T-Mobile, M2Z go another round in AWS debate
T-Mobile has filed yet another critique of M2Z Networks’ plan to use AWS-3 spectrum to offer free, nationwide mobile WiMAX service.
T-Mobile said that M2Z was wrong to cite a study from the Office of Communications of the United Kingdom (OFCOM).
The OFCOM report, according to M2Z, supports the claim that no significant interference would occur between AWS-3 and incumbent AWS-1 networks such as T-Mobile’s. T-Mobile challenged that: “OFCOM’s analysis was based on assumptions that render it of little use to evaluating the harmful interference that would occur under the FCC’s proposed rules for the AWS-3 band.”
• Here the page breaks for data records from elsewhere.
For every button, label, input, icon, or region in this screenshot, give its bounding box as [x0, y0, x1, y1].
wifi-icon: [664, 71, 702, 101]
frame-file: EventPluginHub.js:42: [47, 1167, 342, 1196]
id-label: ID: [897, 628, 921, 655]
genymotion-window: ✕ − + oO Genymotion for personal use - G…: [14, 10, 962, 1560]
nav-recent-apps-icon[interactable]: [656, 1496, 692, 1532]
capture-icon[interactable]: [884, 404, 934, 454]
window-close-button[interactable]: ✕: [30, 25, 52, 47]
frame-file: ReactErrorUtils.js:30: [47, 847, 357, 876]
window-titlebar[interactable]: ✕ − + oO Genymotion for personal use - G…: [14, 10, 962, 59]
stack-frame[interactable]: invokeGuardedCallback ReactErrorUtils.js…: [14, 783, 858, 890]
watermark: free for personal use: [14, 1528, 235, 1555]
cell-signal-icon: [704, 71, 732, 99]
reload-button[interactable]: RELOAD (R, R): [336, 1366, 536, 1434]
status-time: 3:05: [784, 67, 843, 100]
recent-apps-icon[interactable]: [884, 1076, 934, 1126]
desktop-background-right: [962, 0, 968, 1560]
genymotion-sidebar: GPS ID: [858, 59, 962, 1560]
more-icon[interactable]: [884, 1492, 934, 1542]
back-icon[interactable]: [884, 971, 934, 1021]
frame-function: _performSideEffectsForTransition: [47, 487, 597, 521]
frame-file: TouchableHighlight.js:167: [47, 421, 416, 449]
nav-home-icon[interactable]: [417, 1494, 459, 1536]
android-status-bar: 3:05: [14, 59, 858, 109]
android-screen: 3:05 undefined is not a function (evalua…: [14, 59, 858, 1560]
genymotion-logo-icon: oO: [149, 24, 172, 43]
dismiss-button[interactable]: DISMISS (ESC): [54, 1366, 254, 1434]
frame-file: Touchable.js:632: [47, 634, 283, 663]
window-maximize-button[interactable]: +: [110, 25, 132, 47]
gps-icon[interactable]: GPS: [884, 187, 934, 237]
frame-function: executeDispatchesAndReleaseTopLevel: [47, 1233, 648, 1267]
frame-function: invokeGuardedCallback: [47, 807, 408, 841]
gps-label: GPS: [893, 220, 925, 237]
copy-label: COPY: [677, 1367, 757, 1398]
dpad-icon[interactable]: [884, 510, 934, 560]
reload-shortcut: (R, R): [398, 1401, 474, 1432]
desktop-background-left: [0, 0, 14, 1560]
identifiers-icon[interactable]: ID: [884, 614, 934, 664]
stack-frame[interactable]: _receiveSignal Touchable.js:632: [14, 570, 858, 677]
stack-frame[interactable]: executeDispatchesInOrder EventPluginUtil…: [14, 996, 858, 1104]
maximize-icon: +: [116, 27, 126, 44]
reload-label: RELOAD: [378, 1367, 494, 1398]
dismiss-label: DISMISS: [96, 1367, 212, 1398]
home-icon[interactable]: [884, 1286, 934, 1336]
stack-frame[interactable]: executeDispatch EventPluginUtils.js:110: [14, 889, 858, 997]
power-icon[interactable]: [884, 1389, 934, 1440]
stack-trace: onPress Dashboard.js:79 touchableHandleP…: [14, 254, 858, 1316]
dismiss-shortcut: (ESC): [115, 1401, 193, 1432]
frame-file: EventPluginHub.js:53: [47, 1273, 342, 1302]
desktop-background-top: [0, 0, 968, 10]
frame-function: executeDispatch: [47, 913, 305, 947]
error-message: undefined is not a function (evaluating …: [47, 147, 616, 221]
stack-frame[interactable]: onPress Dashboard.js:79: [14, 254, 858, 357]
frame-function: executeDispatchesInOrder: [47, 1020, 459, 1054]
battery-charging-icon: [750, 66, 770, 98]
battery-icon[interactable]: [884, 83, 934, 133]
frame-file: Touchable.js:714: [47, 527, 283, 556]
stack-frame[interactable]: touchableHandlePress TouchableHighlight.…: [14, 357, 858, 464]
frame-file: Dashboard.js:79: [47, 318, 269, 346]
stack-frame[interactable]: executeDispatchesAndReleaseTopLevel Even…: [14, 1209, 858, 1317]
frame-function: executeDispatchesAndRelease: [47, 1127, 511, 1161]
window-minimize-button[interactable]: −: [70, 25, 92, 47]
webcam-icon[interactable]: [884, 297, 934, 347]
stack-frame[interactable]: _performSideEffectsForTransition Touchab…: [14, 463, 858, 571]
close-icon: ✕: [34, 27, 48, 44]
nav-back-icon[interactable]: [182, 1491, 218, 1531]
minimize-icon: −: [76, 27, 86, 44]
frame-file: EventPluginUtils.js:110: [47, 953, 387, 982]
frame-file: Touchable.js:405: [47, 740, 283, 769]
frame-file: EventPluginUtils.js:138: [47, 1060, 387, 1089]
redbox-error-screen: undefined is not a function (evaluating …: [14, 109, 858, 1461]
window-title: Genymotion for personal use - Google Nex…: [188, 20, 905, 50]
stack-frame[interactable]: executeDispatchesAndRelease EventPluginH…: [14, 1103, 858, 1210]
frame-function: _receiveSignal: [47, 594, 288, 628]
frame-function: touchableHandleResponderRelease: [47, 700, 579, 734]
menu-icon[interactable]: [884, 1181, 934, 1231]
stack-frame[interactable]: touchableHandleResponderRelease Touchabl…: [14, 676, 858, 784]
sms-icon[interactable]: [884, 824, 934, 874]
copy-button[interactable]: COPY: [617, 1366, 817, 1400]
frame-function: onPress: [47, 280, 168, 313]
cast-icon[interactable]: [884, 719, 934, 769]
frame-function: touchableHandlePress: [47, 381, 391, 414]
“The incompatibility of the OFCOM study with on-the-ground concerns for AWS operations in the United States is further compounded by the fact that OFCOM was specifically analyzing a European TDD band,” which is different from U.S. specifications, T-Mobile’s critique explained. “M2Z offers nothing to explain how OFCOM’ results could be applied to the AWS-3 band given these differences.”
M2Z CEO John Muleta last spoke about the controversy Oct. 1 at the 4G Executive Summit, while T-Mobile last issued a statement the same day.
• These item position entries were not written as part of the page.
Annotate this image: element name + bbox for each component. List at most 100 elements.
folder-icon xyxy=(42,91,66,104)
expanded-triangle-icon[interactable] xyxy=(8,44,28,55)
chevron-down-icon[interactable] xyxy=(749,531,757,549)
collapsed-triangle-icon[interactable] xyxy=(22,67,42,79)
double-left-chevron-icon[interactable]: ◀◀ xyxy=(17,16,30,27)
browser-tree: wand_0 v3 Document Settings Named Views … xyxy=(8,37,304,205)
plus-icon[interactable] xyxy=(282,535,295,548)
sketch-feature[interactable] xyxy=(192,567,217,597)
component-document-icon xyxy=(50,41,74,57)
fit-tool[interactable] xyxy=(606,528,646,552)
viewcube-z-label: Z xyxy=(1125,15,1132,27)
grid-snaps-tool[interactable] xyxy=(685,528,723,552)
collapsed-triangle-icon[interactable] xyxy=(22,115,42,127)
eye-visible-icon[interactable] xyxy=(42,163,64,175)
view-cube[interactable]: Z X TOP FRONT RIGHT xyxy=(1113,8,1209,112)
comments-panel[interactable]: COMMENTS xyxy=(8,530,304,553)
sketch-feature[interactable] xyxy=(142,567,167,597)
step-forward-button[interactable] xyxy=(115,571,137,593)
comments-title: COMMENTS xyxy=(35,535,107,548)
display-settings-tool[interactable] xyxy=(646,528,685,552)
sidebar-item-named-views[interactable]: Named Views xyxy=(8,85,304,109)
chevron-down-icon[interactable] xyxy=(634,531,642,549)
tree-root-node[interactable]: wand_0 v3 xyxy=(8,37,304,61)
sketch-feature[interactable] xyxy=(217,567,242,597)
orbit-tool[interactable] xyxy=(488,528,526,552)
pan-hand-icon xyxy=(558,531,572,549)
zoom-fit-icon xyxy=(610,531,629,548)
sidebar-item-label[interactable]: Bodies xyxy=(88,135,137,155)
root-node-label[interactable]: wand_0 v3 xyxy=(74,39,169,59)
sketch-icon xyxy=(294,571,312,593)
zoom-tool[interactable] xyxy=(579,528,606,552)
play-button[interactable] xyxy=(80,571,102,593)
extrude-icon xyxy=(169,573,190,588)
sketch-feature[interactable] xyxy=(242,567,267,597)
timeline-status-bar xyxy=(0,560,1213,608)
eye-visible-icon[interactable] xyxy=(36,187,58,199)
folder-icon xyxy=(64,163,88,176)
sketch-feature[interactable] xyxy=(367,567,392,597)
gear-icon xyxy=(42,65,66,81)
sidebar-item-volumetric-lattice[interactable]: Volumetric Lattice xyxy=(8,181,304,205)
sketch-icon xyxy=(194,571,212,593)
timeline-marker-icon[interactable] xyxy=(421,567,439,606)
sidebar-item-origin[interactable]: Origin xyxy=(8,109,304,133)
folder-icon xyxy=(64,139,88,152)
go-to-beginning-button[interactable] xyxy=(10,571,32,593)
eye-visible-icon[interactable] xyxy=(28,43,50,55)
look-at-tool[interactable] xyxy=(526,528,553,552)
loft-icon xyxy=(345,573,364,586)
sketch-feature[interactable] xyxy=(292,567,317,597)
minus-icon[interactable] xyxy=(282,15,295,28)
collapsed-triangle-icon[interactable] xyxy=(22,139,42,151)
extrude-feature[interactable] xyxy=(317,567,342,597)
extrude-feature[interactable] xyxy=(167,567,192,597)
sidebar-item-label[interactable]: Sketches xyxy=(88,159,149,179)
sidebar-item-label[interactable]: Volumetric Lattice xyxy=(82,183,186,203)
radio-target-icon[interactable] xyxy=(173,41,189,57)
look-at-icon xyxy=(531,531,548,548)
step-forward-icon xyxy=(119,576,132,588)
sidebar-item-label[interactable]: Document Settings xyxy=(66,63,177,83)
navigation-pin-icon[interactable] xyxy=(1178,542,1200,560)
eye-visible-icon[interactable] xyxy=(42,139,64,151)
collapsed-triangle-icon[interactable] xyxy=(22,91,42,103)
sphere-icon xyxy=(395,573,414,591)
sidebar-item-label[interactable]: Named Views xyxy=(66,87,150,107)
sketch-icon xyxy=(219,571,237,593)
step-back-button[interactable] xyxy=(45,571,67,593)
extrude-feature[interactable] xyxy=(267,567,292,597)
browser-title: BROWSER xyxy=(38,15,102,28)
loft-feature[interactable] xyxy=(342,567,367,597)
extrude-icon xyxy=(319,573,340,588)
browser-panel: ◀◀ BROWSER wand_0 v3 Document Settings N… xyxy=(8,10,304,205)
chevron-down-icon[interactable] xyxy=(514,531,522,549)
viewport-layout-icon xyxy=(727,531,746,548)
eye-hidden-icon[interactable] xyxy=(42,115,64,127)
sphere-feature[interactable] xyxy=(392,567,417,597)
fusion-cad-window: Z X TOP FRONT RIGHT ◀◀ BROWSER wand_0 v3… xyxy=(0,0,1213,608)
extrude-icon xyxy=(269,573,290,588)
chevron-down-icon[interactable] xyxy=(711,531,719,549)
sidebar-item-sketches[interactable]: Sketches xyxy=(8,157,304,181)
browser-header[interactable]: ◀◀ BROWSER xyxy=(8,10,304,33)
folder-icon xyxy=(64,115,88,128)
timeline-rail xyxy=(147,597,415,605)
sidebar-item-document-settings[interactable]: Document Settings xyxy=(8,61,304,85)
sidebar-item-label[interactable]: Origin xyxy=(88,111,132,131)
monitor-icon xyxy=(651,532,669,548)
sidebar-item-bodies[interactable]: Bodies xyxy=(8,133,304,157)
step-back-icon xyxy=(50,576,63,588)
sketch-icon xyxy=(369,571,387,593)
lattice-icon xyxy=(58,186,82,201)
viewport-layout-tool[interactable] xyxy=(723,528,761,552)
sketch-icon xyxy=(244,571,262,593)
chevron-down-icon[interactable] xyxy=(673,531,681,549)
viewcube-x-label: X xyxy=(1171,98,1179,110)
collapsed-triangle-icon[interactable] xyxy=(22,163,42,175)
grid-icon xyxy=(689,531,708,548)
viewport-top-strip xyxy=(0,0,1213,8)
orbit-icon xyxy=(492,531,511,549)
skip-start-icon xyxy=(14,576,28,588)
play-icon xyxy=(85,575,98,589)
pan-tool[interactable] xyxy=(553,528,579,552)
Muleta said his company is preparing a reply to T-Mobile’s latest string of criticisms. However, M2Z still believes that T-Mobile, along with industry giants such as AT&T and the CTIA, are only trying to protect their profit margins against M2Z’s free service plans, with the interference issue just being a convenient distraction, he said.
Both companies are waiting for the FCC to have the final say. If the FCC determines that no harmful interference exists, then M2Z is free to bid on spectrum.